Avistó una bahía de aguas azul celes que, en un principio, parecía estar contaminada con la porquería de un cerco, pero luego esas mismas aguas cristalinas se tornaban turbias y las cenizas de cuerpos incinerados las obstruían. Al fin, distinguió la figura de Lucas, que yacía sin vida en una habitación en llamas.

«Eso fue lo que ocurrió la última vez que permití que otros lucharan por mí.»

—No los llamaré —murmuró Helena, derramando lágrimas ardientes—. Antes preferiría morir.

—¿Quieres tanto a Orión y a Lucas que estás dispuesta a morir por ellos? ¿Por los dos? —preguntó Ares en voz baja. El dios la empujó hacia un lado para mirar su rostro destrozado.

Helena trató de enfocar con el único ojo bueno y le respondió sin vacilar.

—Sí. Los quiero, a los dos. Y moriría por ambos.

Ares se quedó mudo. Al ver que retorcía los músculos de la cara, Helena asumió que estaba pensando en qué más decir. Pero entonces el dios se echó a reír a carcajada limpia.

—¡Uno menos! ¡Solo quedan dos! —exclamó Ares como si no diera crédito a su nuevo descubrimiento—. ¡Automedonte tenía razón! Tan dispuesta a morir desangrada… Y no solo tú. Lo que verdaderamente me asombra es que él dice que tus dos nobles defensores también darían su vida por ti. ¿Y sabes lo que eso significa diosecilla rota? ¿Sabes qué pasaría si mezclo toda esta sangre que tanto tú como los otros dos herederos estáis dispuestos a derramar para salvar vuestras vidas? Cuatro castas, convenientemente unidas en tres cariñosos, valientes y, gracias a Zeus, «cándidos» herederos.

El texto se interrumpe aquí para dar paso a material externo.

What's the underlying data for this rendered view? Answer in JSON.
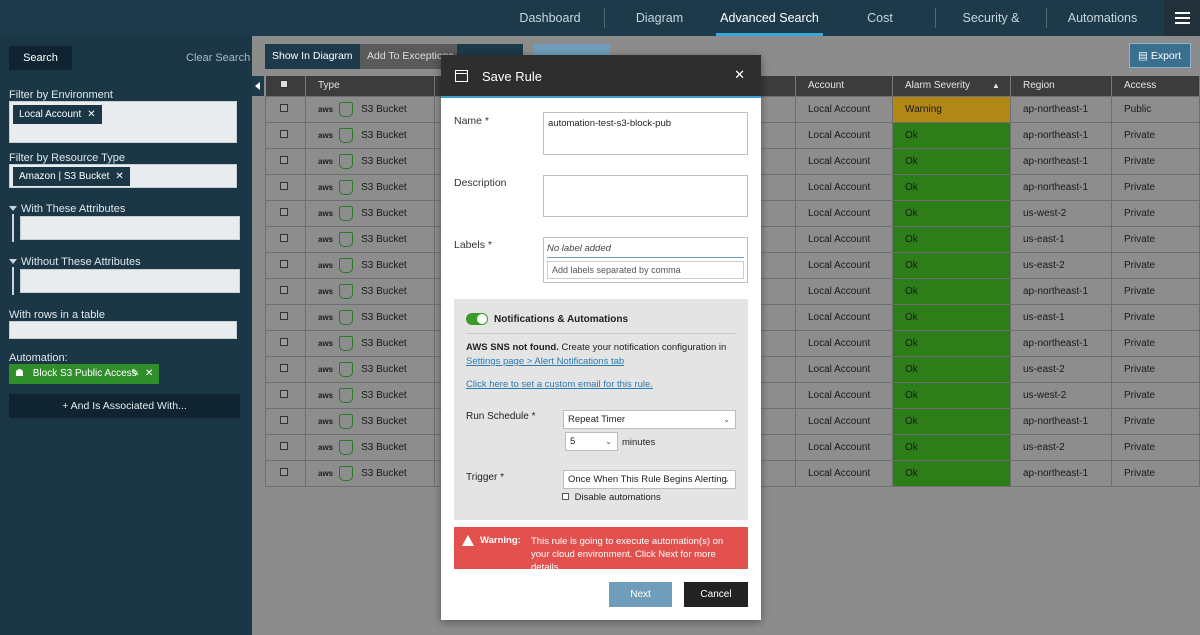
{
  "nav": {
    "items": [
      "Dashboard",
      "Diagram",
      "Advanced Search",
      "Cost",
      "Security & Compliance",
      "Automations"
    ],
    "active": "Advanced Search"
  },
  "sidebar": {
    "search_label": "Search",
    "clear_label": "Clear Search",
    "filter_env_label": "Filter by Environment",
    "env_tag": "Local Account",
    "filter_type_label": "Filter by Resource Type",
    "type_tag": "Amazon | S3 Bucket",
    "with_attrs_label": "With These Attributes",
    "without_attrs_label": "Without These Attributes",
    "rows_label": "With rows in a table",
    "automation_label": "Automation:",
    "automation_tag": "Block S3 Public Access",
    "assoc_label": "+ And Is Associated With..."
  },
  "toolbar": {
    "show_diagram": "Show In Diagram",
    "add_exceptions": "Add To Exceptions",
    "export": "Export"
  },
  "table": {
    "headers": {
      "type": "Type",
      "account": "Account",
      "severity": "Alarm Severity",
      "region": "Region",
      "access": "Access"
    },
    "rows": [
      {
        "type": "S3 Bucket",
        "account": "Local Account",
        "severity": "Warning",
        "region": "ap-northeast-1",
        "access": "Public"
      },
      {
        "type": "S3 Bucket",
        "account": "Local Account",
        "severity": "Ok",
        "region": "ap-northeast-1",
        "access": "Private"
      },
      {
        "type": "S3 Bucket",
        "account": "Local Account",
        "severity": "Ok",
        "region": "ap-northeast-1",
        "access": "Private"
      },
      {
        "type": "S3 Bucket",
        "account": "Local Account",
        "severity": "Ok",
        "region": "ap-northeast-1",
        "access": "Private"
      },
      {
        "type": "S3 Bucket",
        "account": "Local Account",
        "severity": "Ok",
        "region": "us-west-2",
        "access": "Private"
      },
      {
        "type": "S3 Bucket",
        "account": "Local Account",
        "severity": "Ok",
        "region": "us-east-1",
        "access": "Private"
      },
      {
        "type": "S3 Bucket",
        "account": "Local Account",
        "severity": "Ok",
        "region": "us-east-2",
        "access": "Private"
      },
      {
        "type": "S3 Bucket",
        "account": "Local Account",
        "severity": "Ok",
        "region": "ap-northeast-1",
        "access": "Private"
      },
      {
        "type": "S3 Bucket",
        "account": "Local Account",
        "severity": "Ok",
        "region": "us-east-1",
        "access": "Private"
      },
      {
        "type": "S3 Bucket",
        "account": "Local Account",
        "severity": "Ok",
        "region": "ap-northeast-1",
        "access": "Private"
      },
      {
        "type": "S3 Bucket",
        "account": "Local Account",
        "severity": "Ok",
        "region": "us-east-2",
        "access": "Private"
      },
      {
        "type": "S3 Bucket",
        "account": "Local Account",
        "severity": "Ok",
        "region": "us-west-2",
        "access": "Private"
      },
      {
        "type": "S3 Bucket",
        "account": "Local Account",
        "severity": "Ok",
        "region": "ap-northeast-1",
        "access": "Private"
      },
      {
        "type": "S3 Bucket",
        "account": "Local Account",
        "severity": "Ok",
        "region": "us-east-2",
        "access": "Private"
      },
      {
        "type": "S3 Bucket",
        "account": "Local Account",
        "severity": "Ok",
        "region": "ap-northeast-1",
        "access": "Private"
      }
    ]
  },
  "modal": {
    "title": "Save Rule",
    "name_label": "Name *",
    "name_value": "automation-test-s3-block-pub",
    "description_label": "Description",
    "labels_label": "Labels *",
    "no_label": "No label added",
    "labels_placeholder": "Add labels separated by comma",
    "notif_title": "Notifications & Automations",
    "sns_bold": "AWS SNS not found.",
    "sns_text": " Create your notification configuration in",
    "settings_link": "Settings page > Alert Notifications tab",
    "custom_email_link": "Click here to set a custom email for this rule.",
    "run_schedule_label": "Run Schedule *",
    "schedule_value": "Repeat Timer",
    "minutes_value": "5",
    "minutes_label": "minutes",
    "trigger_label": "Trigger *",
    "trigger_value": "Once When This Rule Begins Alerting",
    "disable_label": "Disable automations",
    "warning_label": "Warning:",
    "warning_text": "This rule is going to execute automation(s) on your cloud environment. Click Next for more details.",
    "next_label": "Next",
    "cancel_label": "Cancel"
  },
  "colors": {
    "ok": "#2d7d19",
    "warning": "#b18716",
    "accent": "#3ea6d6",
    "danger": "#e3514f"
  }
}
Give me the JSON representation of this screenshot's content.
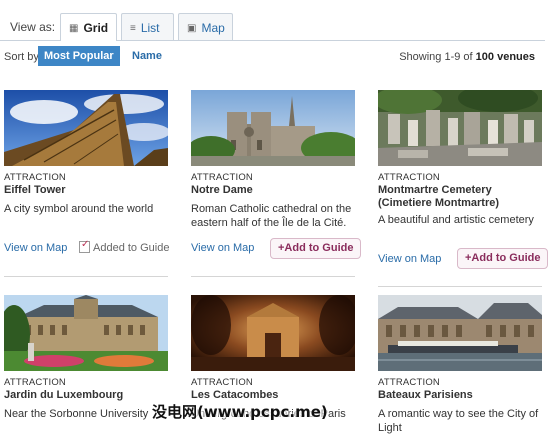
{
  "view": {
    "label": "View as:",
    "tabs": [
      {
        "label": "Grid",
        "icon": "grid-icon",
        "active": true
      },
      {
        "label": "List",
        "icon": "list-icon",
        "active": false
      },
      {
        "label": "Map",
        "icon": "map-icon",
        "active": false
      }
    ]
  },
  "sort": {
    "label": "Sort by:",
    "options": [
      {
        "label": "Most Popular",
        "active": true
      },
      {
        "label": "Name",
        "active": false
      }
    ]
  },
  "results": {
    "prefix": "Showing 1-9 of",
    "count": "100 venues"
  },
  "venues": [
    {
      "category": "ATTRACTION",
      "name": "Eiffel Tower",
      "description": "A city symbol around the world",
      "map_link": "View on Map",
      "guide": "Added to Guide",
      "in_guide": true
    },
    {
      "category": "ATTRACTION",
      "name": "Notre Dame",
      "description": "Roman Catholic cathedral on the eastern half of the Île de la Cité.",
      "map_link": "View on Map",
      "guide": "+Add to Guide",
      "in_guide": false
    },
    {
      "category": "ATTRACTION",
      "name": "Montmartre Cemetery (Cimetiere Montmartre)",
      "description": "A beautiful and artistic cemetery",
      "map_link": "View on Map",
      "guide": "+Add to Guide",
      "in_guide": false
    },
    {
      "category": "ATTRACTION",
      "name": "Jardin du Luxembourg",
      "description": "Near the Sorbonne University"
    },
    {
      "category": "ATTRACTION",
      "name": "Les Catacombes",
      "description": "Underground ossuaries of Paris"
    },
    {
      "category": "ATTRACTION",
      "name": "Bateaux Parisiens",
      "description": "A romantic way to see the City of Light"
    }
  ],
  "watermark": "没电网(www.pcpc.me)"
}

La mente de Helena iba a mil por hora. Forcejeó hasta ponerse de rodillas y clavó la mirada en el charco de sangre, que ya se había helado sobre el suelo. Pensó acerca de qué tipo de condiciones especiales se habían dado para lograr que su cuerpo, que solía ser inmune, sangrara. Reflexionó sobre el camino que Ares habría tenido que recorrer para hacerla llegar hasta allí. Y entonces empezó a darle vueltas a todo lo que tenía que haber sucedido para conseguir que Lucas y Orión trabajaran codo con codo, cuando unas pocas horas antes, no habrían soportado estar siquiera en la misma habitación por culpa de las furias. Solo existía un motivo que los pudiera unir, una única razón por la que tanto Lucas como Orión estarían dispuestos a luchar, sangrar y morir: ella. Y la propia Helena ya había sangrado y había prometido sobre esa sangre que haría lo mismo por los dos vástagos.

—Hermanos de sangre. Seremos hermanos de sangre —musitó con el labio roto—. Las cuatro castas se unirán.

—Y nosotros, los dioses, seremos libres. Saldremos de nuestra cárcel del Olimpo —dijo Ares con solemnidad—. ¡Llevo esperando este momento tres mil quinientos años! —exclamó. Pero su discurso se detuvo de repente, como si la garganta se le hubiera cerrado.

—No. No permitiré que eso suceda —tartamudeó ella, incapaz de aceptarlo.

—¿Y sabes, para mí, que es lo más apetitoso de todo esto? Además de la parte en que puedo torturarte, por supuesto —continuó, ignorando por completo la débil amenaza de Helena—. Una vez más, ¡todo es por el amor de Helena! Jamás imagine que no una, sino dos guerras mundiales se hubieran desencadenado por el amor de una mujer. Pensaría en el dinero, claro. O en propiedades, desde luego. Se han librado miles de guerras por dinero y propiedades, pero ¿por amor? Y, sin embargo, aquí estamos.